After their marriage in 1960, the couple lived in Paris for a year. She decided to switch to sculpting and found a studio-workshop with a tutor who specialised in stone carving. She studied at Atelier de Del Debbio, Impasse Rosin in Paris.

"The great sculptor, Constantin Brancusi, had died three years before but his work was still in his atelier. I could see it by climbing up on a mound of marble blocks and peering down from a skylight on to all his works still in there. Brancusi is my only inspiration, with a little from Jean Arp also."

She prefers to work in hard materials such as marble and wood.

"This carries on from working in silversmithing where silver is beaten into shape with a hammer over a metal stake. These sculptures become what they are, solely from my subconscious."

Sometimes, as she did on her first sculpture in Dunedin, she builds on her ideas using wire and other materials before adding plaster of Paris.

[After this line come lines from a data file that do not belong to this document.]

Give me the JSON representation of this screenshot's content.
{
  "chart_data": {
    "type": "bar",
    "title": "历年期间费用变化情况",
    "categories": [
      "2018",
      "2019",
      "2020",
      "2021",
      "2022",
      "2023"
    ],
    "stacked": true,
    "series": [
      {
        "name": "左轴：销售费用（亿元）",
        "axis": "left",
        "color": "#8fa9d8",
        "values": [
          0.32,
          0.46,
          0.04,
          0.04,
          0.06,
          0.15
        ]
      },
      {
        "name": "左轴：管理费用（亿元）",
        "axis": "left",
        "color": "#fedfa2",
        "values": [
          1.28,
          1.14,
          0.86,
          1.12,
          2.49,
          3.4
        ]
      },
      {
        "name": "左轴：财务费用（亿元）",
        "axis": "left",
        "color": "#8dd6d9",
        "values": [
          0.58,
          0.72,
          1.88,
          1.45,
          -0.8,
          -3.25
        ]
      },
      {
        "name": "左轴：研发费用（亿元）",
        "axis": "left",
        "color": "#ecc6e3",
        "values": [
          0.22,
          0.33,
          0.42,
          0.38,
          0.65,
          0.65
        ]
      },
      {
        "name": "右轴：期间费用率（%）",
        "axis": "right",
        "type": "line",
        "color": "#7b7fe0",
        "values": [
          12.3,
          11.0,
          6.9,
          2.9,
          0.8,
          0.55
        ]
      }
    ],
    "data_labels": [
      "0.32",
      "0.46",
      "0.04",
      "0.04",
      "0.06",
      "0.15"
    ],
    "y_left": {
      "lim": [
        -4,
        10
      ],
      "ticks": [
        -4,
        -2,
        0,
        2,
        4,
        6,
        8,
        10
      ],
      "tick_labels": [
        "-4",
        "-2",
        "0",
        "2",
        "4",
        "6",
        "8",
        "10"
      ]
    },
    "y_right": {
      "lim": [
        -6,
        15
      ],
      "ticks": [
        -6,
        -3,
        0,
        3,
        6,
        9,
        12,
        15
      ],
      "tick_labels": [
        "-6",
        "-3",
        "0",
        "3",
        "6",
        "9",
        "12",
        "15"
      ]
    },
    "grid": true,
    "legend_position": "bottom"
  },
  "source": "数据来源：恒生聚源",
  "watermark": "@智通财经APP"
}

These sculptures are cast in bronze and aluminium and become editions.

"My wood and marble sculptures become editions too and cast also in bronze or aluminium."

She has continued to create jewellery and silver pieces for churches over the years, including a silver and greenstone bishop’s crosier for Nelson Cathedral and a New Zealand Arts Council gift of a silver and amethyst pendant, which was presented to Princess Anne in 1970.

Five pendants showcasing her work as a jewellery maker and silversmith are on display at Museum of New Zealand Te Papa Tongarewa in Toi Art alongside her Kotuku, a carved kauri sculpture she made shortly after arriving in New Zealand. A scale model of Albatross is also on display.

Works on display at Fe29 include Gold Apollo. Photo: supplied
Works on display at Fe29 include Gold Apollo. Photo: supplied

Works on display at Fe29 include Golden Whale. Photo: supplied
Works on display at Fe29 include Golden Whale. Photo: supplied
Now in her 80s, Ashken is still working. The Dunedin exhibition will feature newer works Eros (2020) and Golden Apollo (2022), based on her works Aphrodite and Apollo among others.

She is also finishing Gaia and has other small projects on the go. "I’ll never stop working on something."

Ashken says looking back over the 60 years she has been making sculpture, from the first sale of a black marble sculpture from the Redfern Gallery in London in 1963, the response to her work has been uneven. 

"I came here at a time when New Zealand was trying to establish a particular style of art that was anti outside influence."

Yet Ashken’s background was heavily influenced by having lived in France and her time in Europe.

"That didn’t go down well here with the art critics. There have always been a few people who have understood what I’m about and have bought my work. But it was not mainstream and in favour."

However, Ashken believes things are changing.

"It is only in the last two or three years that people have become aware of the subtle meaning of my work."

TO SEE: 

Tanya Ashken, Fe29, December 2 to January 15.